I've been meaning to put this post up for a while, but just been busy. There's a lot of things I could blog about as there's a lot going on right now. But I promised to get this out first.

I will begin by saying my first impression of NYC was not very good. It was back in 2005 when I went to see Queen/Paul Rogers. Besides the concert, the highlight of the trip was meeting Julz for the first time. We got along famously. The city, however, I found to be dirty and difficult to get around in. I was completely unprepared for the amount of time it takes to actually get anywhere. We'd hoped to get a few attractions in before the show and we got next to nothing accomplished.

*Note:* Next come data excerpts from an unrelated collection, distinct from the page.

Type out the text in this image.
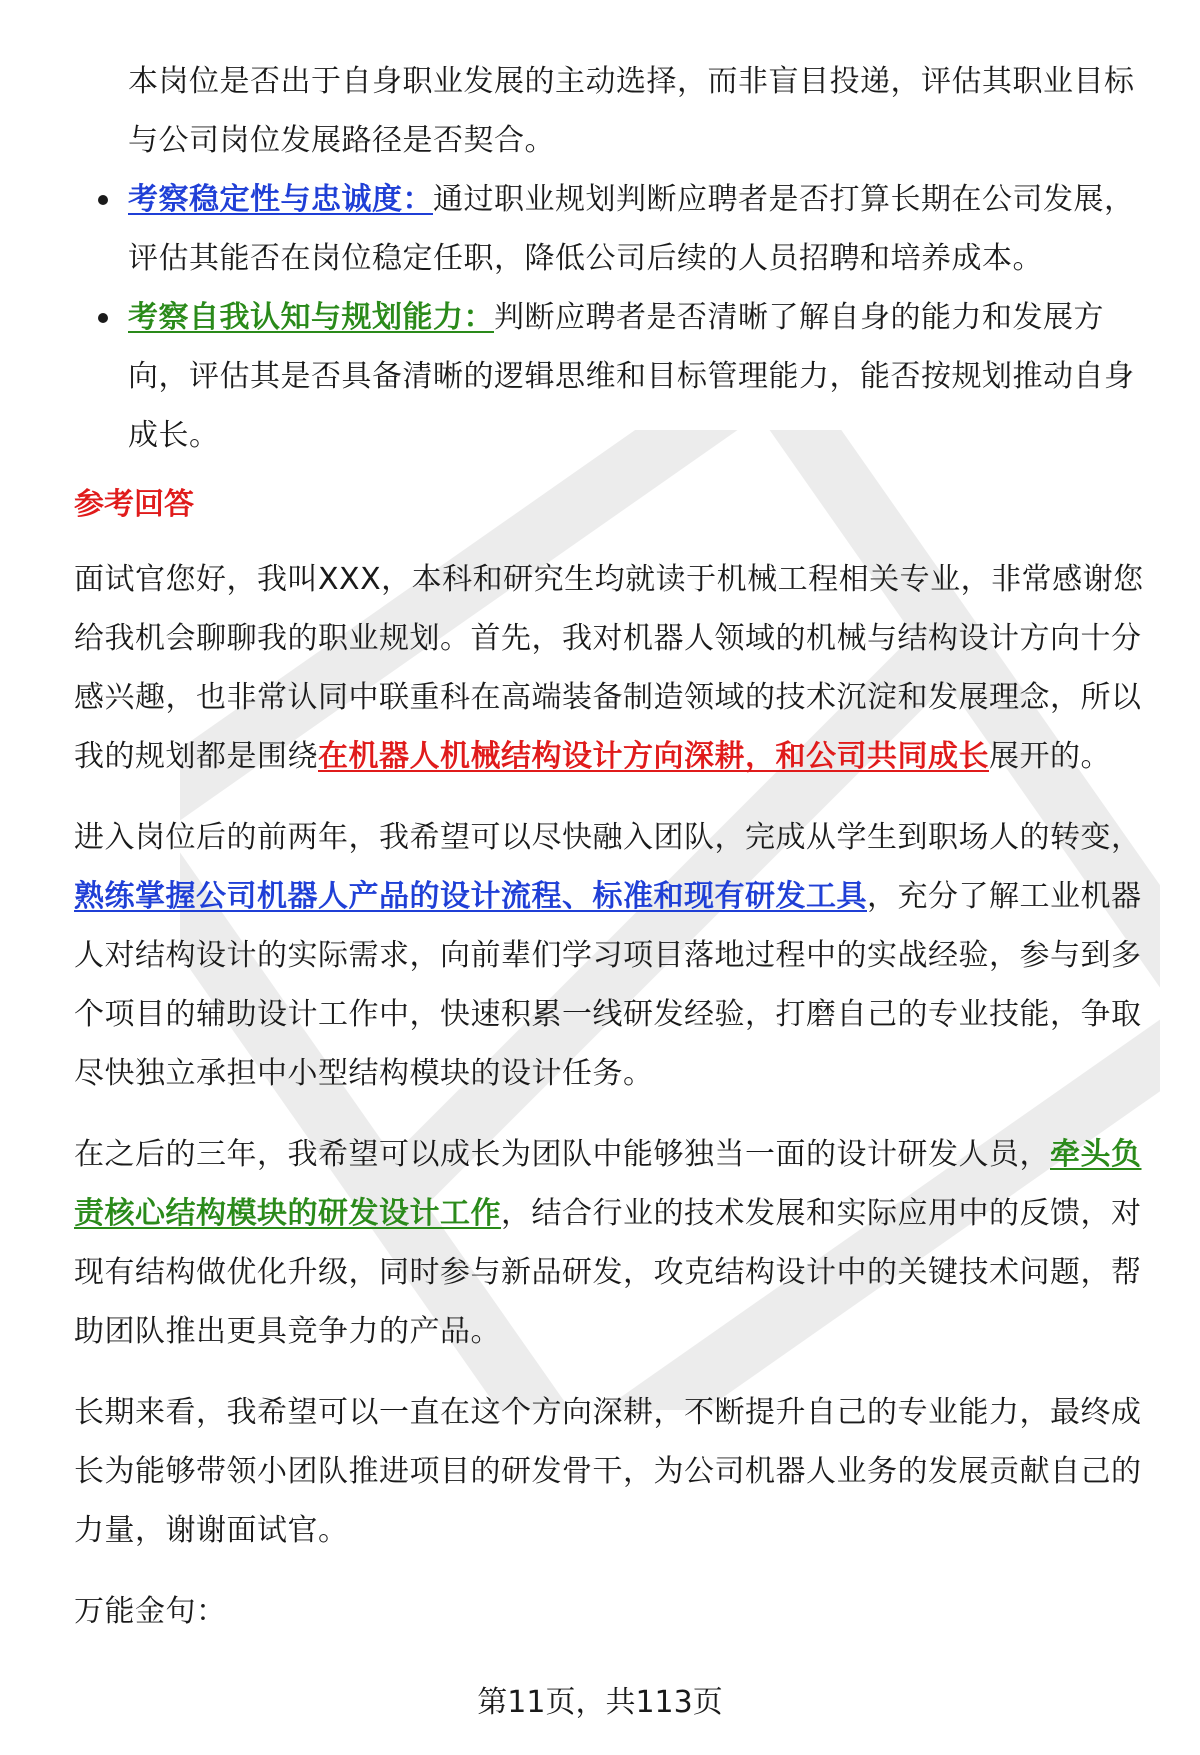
本岗位是否出于自身职业发展的主动选择，而非盲目投递，评估其职业目标与公司岗位发展路径是否契合。
考察稳定性与忠诚度：通过职业规划判断应聘者是否打算长期在公司发展，评估其能否在岗位稳定任职，降低公司后续的人员招聘和培养成本。
考察自我认知与规划能力：判断应聘者是否清晰了解自身的能力和发展方向，评估其是否具备清晰的逻辑思维和目标管理能力，能否按规划推动自身成长。
参考回答
面试官您好，我叫XXX，本科和研究生均就读于机械工程相关专业，非常感谢您给我机会聊聊我的职业规划。首先，我对机器人领域的机械与结构设计方向十分感兴趣，也非常认同中联重科在高端装备制造领域的技术沉淀和发展理念，所以我的规划都是围绕在机器人机械结构设计方向深耕，和公司共同成长展开的。
进入岗位后的前两年，我希望可以尽快融入团队，完成从学生到职场人的转变，熟练掌握公司机器人产品的设计流程、标准和现有研发工具，充分了解工业机器人对结构设计的实际需求，向前辈们学习项目落地过程中的实战经验，参与到多个项目的辅助设计工作中，快速积累一线研发经验，打磨自己的专业技能，争取尽快独立承担中小型结构模块的设计任务。
在之后的三年，我希望可以成长为团队中能够独当一面的设计研发人员，牵头负责核心结构模块的研发设计工作，结合行业的技术发展和实际应用中的反馈，对现有结构做优化升级，同时参与新品研发，攻克结构设计中的关键技术问题，帮助团队推出更具竞争力的产品。
长期来看，我希望可以一直在这个方向深耕，不断提升自己的专业能力，最终成长为能够带领小团队推进项目的研发骨干，为公司机器人业务的发展贡献自己的力量，谢谢面试官。
万能金句：
第11页，共113页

When travelling to NYC this time, I lowered my expectations (or perhaps had more realistic expectations). And I must say, I had a blast! I did a lot of walking in the finance district (and up to SoHo). It's a very cool city just to wander in, as long as you stay on main roads. Of course, getting to hook up with Julz again and meeting Lisa B were high points. And the training seminar I attended was very good as well. They fed us fabulous lunches each day (things like shrimp scampi, chicken cordon bleu, salmon, sandwiches). The buffet was to die for!

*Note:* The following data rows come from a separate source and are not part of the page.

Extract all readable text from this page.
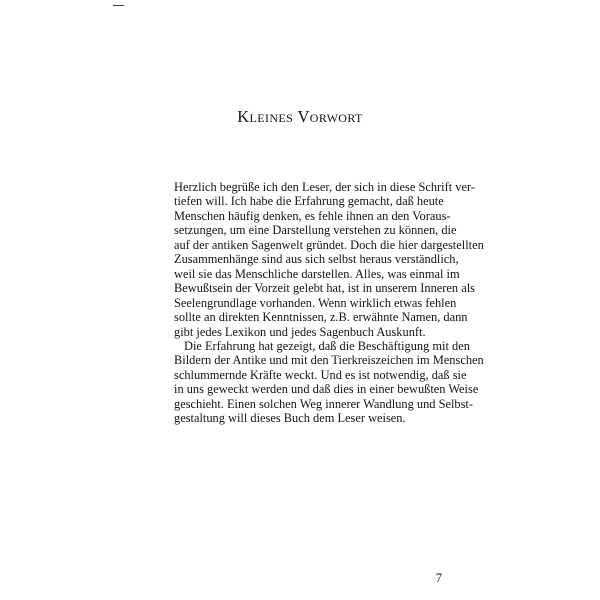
Kleines Vorwort
Herzlich begrüße ich den Leser, der sich in diese Schrift ver-
tiefen will. Ich habe die Erfahrung gemacht, daß heute
Menschen häufig denken, es fehle ihnen an den Voraus-
setzungen, um eine Darstellung verstehen zu können, die
auf der antiken Sagenwelt gründet. Doch die hier dargestellten
Zusammenhänge sind aus sich selbst heraus verständlich,
weil sie das Menschliche darstellen. Alles, was einmal im
Bewußtsein der Vorzeit gelebt hat, ist in unserem Inneren als
Seelengrundlage vorhanden. Wenn wirklich etwas fehlen
sollte an direkten Kenntnissen, z.B. erwähnte Namen, dann
gibt jedes Lexikon und jedes Sagenbuch Auskunft.
Die Erfahrung hat gezeigt, daß die Beschäftigung mit den
Bildern der Antike und mit den Tierkreiszeichen im Menschen
schlummernde Kräfte weckt. Und es ist notwendig, daß sie
in uns geweckt werden und daß dies in einer bewußten Weise
geschieht. Einen solchen Weg innerer Wandlung und Selbst-
gestaltung will dieses Buch dem Leser weisen.
7
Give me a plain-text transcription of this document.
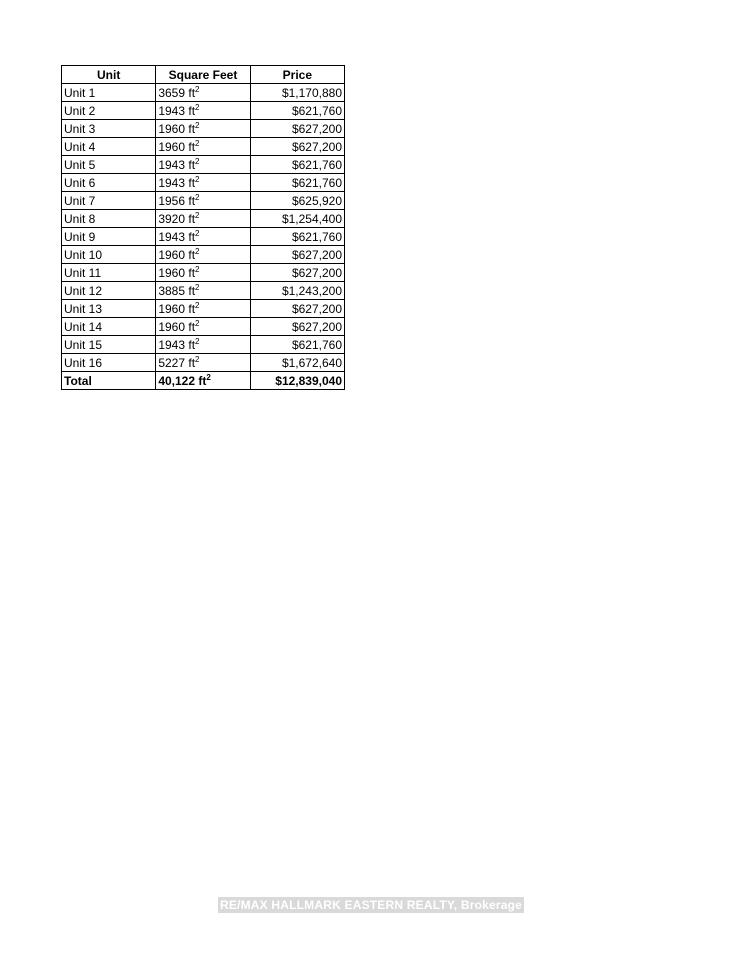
Unit	Square Feet	Price
Unit 1	3659 $ft^2$	$1,170,880
Unit 2	1943 $ft^2$	$621,760
Unit 3	1960 $ft^2$	$627,200
Unit 4	1960 $ft^2$	$627,200
Unit 5	1943 $ft^2$	$621,760
Unit 6	1943 $ft^2$	$621,760
Unit 7	1956 $ft^2$	$625,920
Unit 8	3920 $ft^2$	$1,254,400
Unit 9	1943 $ft^2$	$621,760
Unit 10	1960 $ft^2$	$627,200
Unit 11	1960 $ft^2$	$627,200
Unit 12	3885 $ft^2$	$1,243,200
Unit 13	1960 $ft^2$	$627,200
Unit 14	1960 $ft^2$	$627,200
Unit 15	1943 $ft^2$	$621,760
Unit 16	5227 $ft^2$	$1,672,640
Total	40,122 $ft^2$	$12,839,040
RE/MAX HALLMARK EASTERN REALTY, Brokerage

My hotel was right across from the Pit (Ground Zero). I could look down into it from my hotel window. The Woolworth building was literally a block from the hotel and City Hall was about 3 blocks away. So there was plenty to see in the little spare time I had. One thing that struck me was that NYC is perpetually under construction. It's so big that something's always being worked on. I guess when you accept that and remember it's really an old city, then the scope of it doesn't overwhelm you. Also, the tall buildings didn't make me feel closed in like the last time. And it didn't hurt that I'm in much better shape this time around to walk the city.

Couple of amusing things (or notable things) happened on the trip. I'll give you the bullet synopsis:

Century 21: I had never heard of this store before. But it was literally next door to the hotel. Apparently, it's a MAJOR discount department store. I was told people from overseas make a special trip to shop there. I must say, it was a zoo the evening I went in there, and that was like a Tuesday night. To begin with, they'd decorated the outside for Christmas, meaning they draped the place in red lights spaced about 2 feet apart. It was so bright I swear you could see it from space. You certainly could see it from many blocks away. It was my major evening landmark in finding my hotel. I didn't spend long inside the place, since I hate waiting in long lines to buy stuff, but I got a kick ass scarf for about $7. So the hype was true.

Dining out: My last evening in NYC, I was wandering around trying to find a good place for dinner for one. I was in the mood for Italian, but couldn't really find any resteraunts easily as I wandered through Little Italy, which was surprising. It was after dark, so I didn't want to search too hard. On my way back to the hotel in the Chinatown area, as I walked down Broadway, I found a little bistro right on Broadway that had fabulous sounding Italian dishes so I took a chance. Great little place! I got a kick out of the two guys next to me going on about something texted to one of the two of them. They sounded like a gay couple! Though I doubt they were. I got a call from Deni while waiting for dinner, which made my evening. The amusing part of the experience was my waitress. When I asked for the bill, she wrote on it that tip was NOT included in the price, suggested 18-20% tip, and kindly calculated a 20% tip! Now, maybe servers in NYC deal with a lot of foreigners that don't believe in tipping, however, I spoke quite good english, with only an upstate accent which is very understandable. I've seen suggested tip (at different levels) on a check before, but I've NEVER been to a resteraunt where the server had to remind me to tip them! And not for nothing, while the service was good and food excellent, it wasn't 20% good. I usually give around 15% for good service. In any event, I got a big kick out of that. The evening ended with me getting a text from a bandmate asking if I was on my way to practice. I had to remind her I was in NYC. Fun night.

Bartender: This almost pissed me off and I was ready to complain to the front desk over it. I was having trouble getting good wireless access with my Verizon air card in my hotel room. I don't know why, but the reception in the part of NYC I stayed just sucked. When I logged in from LaGuardia, reception and speed was great. Anyway, I found I got better reception from the lobby, so I decided to sit at a table at the lobby bar to work. I had a drink from my room with me. It was a little crowded, but there was an empty table, which I grabbed. I had a bartender come up to me and state the table was taken (there was nobody even standing near the seats when I sat down) and that I may have to leave. I played it cool, but I was a little miffed! I was a paying guest at the hotel (and not a cheap one, BTW). I figured at those prices I was entitled to sit at the bar and not order overpriced drinks if I wanted! I was more than willing to get up and go if asked, but I'd have walked right to the front desk and had a few words with the manager. Luckily, no one disturbed me while I worked. I also noted when I left that the bartender that had spoken to me wasn't there. I did mention the incident in my customer satisfaction survey, however.

Overall, I had a very pleasant trip. Training went well, I got certified in ITIL fundamentals, and I got to hang with great people. Can't wait to go back!